Certes, je suppose que tout le monde aimerait savoir comment son cerveau marche — ou, en fait, peut-être que non parce que ce serait trop effrayant. (Souvent, je me sers joyeusement de quelque chose, notamment en informatique, jusqu'à ce que j'apprenne comment ça fonctionne et que je découvre ainsi avec horreur que c'est contraire à tous les principes de bonne conception, et que rien qu'à entendre le principe je devine une pléthore de bugs, et du coup je ne veux plus m'en servir. Sans doute une raison de ne pas apprendre la médecine quand on est geek perfectionniste : la conception du machin est à chier. Bon, c'est vrai que mon cerveau ne me sert pas trop.)
Non, plus sérieusement, je veux dire que j'ai une impression
introspective de pouvoir identifier des processus cognitifs
récurrents, et je serais curieux de savoir s'ils correspondent
réellement à l'activation d'un groupe de neurones localisable.
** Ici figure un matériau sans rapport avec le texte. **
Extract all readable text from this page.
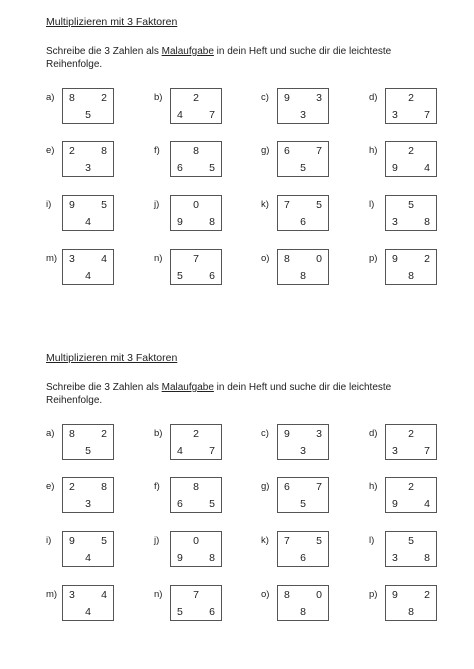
Multiplizieren mit 3 Faktoren
Schreibe die 3 Zahlen als Malaufgabe in dein Heft und suche dir die leichteste Reihenfolge.
a)	8	2
5
b)	2
4	7
c)	9	3
3
d)	2
3	7
e)	2	8
3
f)	8
6	5
g)	6	7
5
h)	2
9	4
i)	9	5
4
j)	0
9	8
k)	7	5
6
l)	5
3	8
m)	3	4
4
n)	7
5	6
o)	8	0
8
p)	9	2
8
Multiplizieren mit 3 Faktoren
Schreibe die 3 Zahlen als Malaufgabe in dein Heft und suche dir die leichteste Reihenfolge.
a)	8	2
5
b)	2
4	7
c)	9	3
3
d)	2
3	7
e)	2	8
3
f)	8
6	5
g)	6	7
5
h)	2
9	4
i)	9	5
4
j)	0
9	8
k)	7	5
6
l)	5
3	8
m)	3	4
4
n)	7
5	6
o)	8	0
8
p)	9	2
8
Des
sensations, par exemple — mais par sensation
, je veux
parler de quelque chose de beaucoup plus précis que, disons, la
peur
: j'identifie déjà un assez grand nombre de peurs bien
distinctes.
Par exemple il y a la peur provoquée par une sensation
de mystère inquiétant et qui dont je me demande s'il n'a pas une
composante surnaturelle, comme une peur
ancienne et ancestrale devant l'inconnu
qui apparaît
essentiellement, mais difficilement, quand je lis de la fiction et
nettement plus souvent dans
mes cauchemars (zut, en relisant
cette entrée, je me rends compte que je radote vraiment) ; quand
j'étais petit, je l'appelais la peur surnaturelle
; cette peur
précise ne provoque pas une accélération de mon rythme cardiaque mais
des frissons glacés. Je suis vraiment tenté de penser qu'il y a un
groupe de neurones très ciblé qui s'active quand j'ai cette peur. Je
pourrais aussi mentionner la peur provoquée par la prise de
conscience du fait que je suis mortel et que l'Univers cessera
d'exister avec ma mort, qui viendra inéluctablement
(je ne dis pas
juste la peur de la mort
, parce que ce n'est pas du tout la
même que celle que je vais ressentir si quelqu'un commence à me courir
après en essayant de me tuer), qui semblerait presque être une sorte
de garde-fou placé là par l'évolution pour éviter que les créatures
devenues trop intelligentes raisonnent contre leur propre survie.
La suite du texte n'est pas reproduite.